Friday, 1 April 2016

First oils portrait

A portrait in oils: the agony and the ecstasy.

Based on Carolina by Collins

This was intended to be a practice painting for an eventual self-portrait. When or if that will happen in the near future is another matter though!
I hadn't intended to go so far into a finished outcome but it went much better than expected - once I'd overcome a mid point crisis.

This blog post is partly to show how we artists don't magic our work with a wondrous swoosh of the brush, instead it shows how it's just a lot of hard work, preparation, doubt, anguish and a systematic approach to the various stages. Plus thousands of constant decisions that can be critical.

Here are the painters details:
  • 12" x 9" Alkyd oils using thinners and linseed oil
  • On paper
  • 2 brushes: no. 4 hogs hair filbert (long handled) and a no. 2 synthetic round
  • Mahl stick for the later stages
  • cotton ear buds
  • Cadmium yellow medium, burnt umber, ultramarine blue, cadmium red, titanium white and black
I worked from a colour scan at sight size as you can see in the photo below (the tonal value card wasn't used as much as I'd intended). I then sketched it out - sitting - by marking the distances and dimensions as accurately as possible and then blocking in the shapes, before adding the lines with a 2B pencil. I did consider using a grid to transfer for greater accuracy, but one that is extra work and two it wasn't a difficult face or a fussy image, so I decided to just draw it. The finished drawing was as accurate as I wanted and I was more than satisfied, except that I'd made her breast a bit too perky and high (I even wondered whether I should start her higher and leave the breast out as it may distract).
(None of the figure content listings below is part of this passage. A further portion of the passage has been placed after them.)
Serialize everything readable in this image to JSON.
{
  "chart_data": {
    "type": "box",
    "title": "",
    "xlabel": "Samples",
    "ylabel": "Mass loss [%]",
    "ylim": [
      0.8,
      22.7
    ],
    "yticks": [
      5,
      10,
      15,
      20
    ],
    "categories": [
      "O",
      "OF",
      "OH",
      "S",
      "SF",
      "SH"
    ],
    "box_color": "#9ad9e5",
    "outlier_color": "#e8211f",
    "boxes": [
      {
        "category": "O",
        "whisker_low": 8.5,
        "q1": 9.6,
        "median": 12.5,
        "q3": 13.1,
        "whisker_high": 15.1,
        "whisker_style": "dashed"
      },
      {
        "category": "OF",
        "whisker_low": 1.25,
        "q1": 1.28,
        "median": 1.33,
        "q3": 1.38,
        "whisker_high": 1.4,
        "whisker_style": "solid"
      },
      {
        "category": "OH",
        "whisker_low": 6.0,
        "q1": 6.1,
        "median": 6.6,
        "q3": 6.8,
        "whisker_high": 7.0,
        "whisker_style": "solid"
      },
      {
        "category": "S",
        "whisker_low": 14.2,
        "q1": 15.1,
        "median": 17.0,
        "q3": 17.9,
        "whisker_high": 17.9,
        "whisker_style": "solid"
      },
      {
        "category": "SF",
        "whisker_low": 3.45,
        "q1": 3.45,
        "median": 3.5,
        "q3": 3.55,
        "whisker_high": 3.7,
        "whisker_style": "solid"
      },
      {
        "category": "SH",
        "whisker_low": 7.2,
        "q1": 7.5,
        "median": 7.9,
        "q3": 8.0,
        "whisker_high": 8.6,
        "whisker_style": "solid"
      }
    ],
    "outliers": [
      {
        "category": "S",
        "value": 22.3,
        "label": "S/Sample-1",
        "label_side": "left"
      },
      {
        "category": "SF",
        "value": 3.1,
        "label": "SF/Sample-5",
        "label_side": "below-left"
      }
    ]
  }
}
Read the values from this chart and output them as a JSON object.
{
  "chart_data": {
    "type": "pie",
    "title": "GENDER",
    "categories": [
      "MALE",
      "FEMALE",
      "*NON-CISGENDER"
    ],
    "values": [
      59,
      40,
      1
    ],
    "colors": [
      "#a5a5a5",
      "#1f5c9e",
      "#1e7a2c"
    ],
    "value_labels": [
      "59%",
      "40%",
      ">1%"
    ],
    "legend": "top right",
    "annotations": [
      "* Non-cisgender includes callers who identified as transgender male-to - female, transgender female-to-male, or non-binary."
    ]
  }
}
Standing at the easel I then painted over the lines with a thin line of dilute burnt umber with a short handled no.2 cheap modellers synthetic brush.

The next stage was to paint in the background and the main blocks of tone with a thinned umber sometimes darkened with black and blue. This was to establish where the deepest shadows were (back of head and between arm and side), the main highlights (breast, shoulder, neck, cheek and forehead). Plus some mid-tones. Here it was at the "ugly stage" when you don't really want people to see it!

Once these were painted it was time for a break and hide the hideousness from others and to tape it to the board ready for the next layer of paints. This consisted of the usual of adding a little colour (mostly the blue shades to shadows, yellow to the background and her skin and the red to the nearer parts of her body - with small amounts to lips, inner eye, nostril, nipple and arm).
Oh it all sounds so straightforward but this was by far the worst part and the point at which I suffered a big crisis of confidence. For one I realised that it being my first portrait in oils I didn't really feel at one with colour mixing skin tones and temperatures. I was so close to just saying, "oh fuck it," and painting a big X over it. That's not me; I'm not a quitter and eventually my palette gave me what I wanted with so few tints and the glazes and layers mended things. One thing I really should've done though was to get those background tones and shadows right first time as the one thing you shouldn't do is have thicker (added fat paint) layers there; they should be lean in the background and opaque and right in the shadows early on. Fortunately, I think I just got away with it.

At the stage you see here, I finally felt that the worse bit was over and I really could pull it off if I kept going and sorted out some bits and bobs. So the final stage over 2 days was to correct her eye (the shape was wrong), get the nose length and shape right which though different to the original was fine in the end. In fact I could now establish that she would never be a true likeness of the original, but she had a character and beauty of her own that I liked. More shadows and highlights were added and blended and the arm was made a little bit fuller and the background darkened.
The end result can be seen at the start of the blog. In real life she looks better - whether in daylight or evening lamplight. All the family like it and I wish I'd done it on canvas or better still on board now. I'm even happy with her especially perky breast :)


  1. Great job, glad you kept going and achieved the final wonderful result!

  2. I love seeing this process - somehow more satisfying than just seeing the final piece (perhaps because I'm constantly going through various creative processes too). Hopefully I'll get to see the original soon.

    1. Thanks for looking over this Maddy. Glad you enjoyed it.